- For other uses, see Grayson.
The Grayson-class vessels crewed 20 officers and men, and could carry cargo rated at 250 SCU (standard cargo units). The vessels weighed 48,000 metric tons, measured 220 meters in length, 85 meters in width and 58 meters in height. The Grayson had one standard (6-person) personnel transporters and a single cargo transporter stage.
The Grayson used warp engines of the FWE type, rated to cruise at warp factor 7 and max out at warp factor 9. The Grayson impulse engines were of the FIC type. The Grayson weapons consisted only of a single phaser emitter, with forward, port and starboard firing arcs and ships of this type were defended by FSA model deflector shields.
The Grayson vessels were designed as a tender class to support a program of full-time navigational beacon repair. Although initial prototypes were unarmed, a defensive weapon was added after some unfortunate encounters with outlaws. The Grayson design includes a detachable drydock structure that can be left behind to repair beacons while the ship continues on other stopovers. Many vessels of this type were crewed by junior officers hoping to prove themselves as capable space personnel and other more seasoned veteran trying to redeem stagnant careers. In many cases, duty aboard a Grayson tender was not considered a prime assignment.
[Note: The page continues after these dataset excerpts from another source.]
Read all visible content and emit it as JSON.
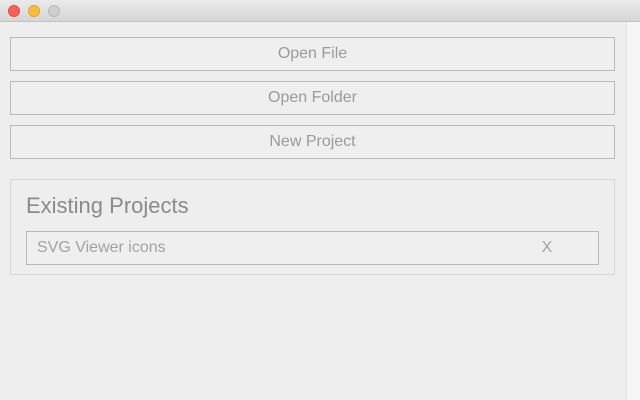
{
  "window": {
    "controls": {
      "close": "close",
      "minimize": "minimize",
      "zoom": "zoom"
    }
  },
  "actions": {
    "open_file": "Open File",
    "open_folder": "Open Folder",
    "new_project": "New Project"
  },
  "projects": {
    "title": "Existing Projects",
    "items": [
      {
        "name": "SVG Viewer icons",
        "remove_label": "X"
      }
    ]
  },
  "colors": {
    "close": "#fc605b",
    "minimize": "#fdbc40",
    "zoom_inactive": "#cfcfcf"
  }
}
Presumably, the first ship of this series would have been called USS Grayson, although such a vessel was never specifically named in the source mentioning this class. It was specified that registry codes assigned to this class ranged from NCC-91400 to NCC-91600 without mentioning any ship names. This implies the possibility that the hypothetical USS Grayson might bear the lowest number registry NCC-91400.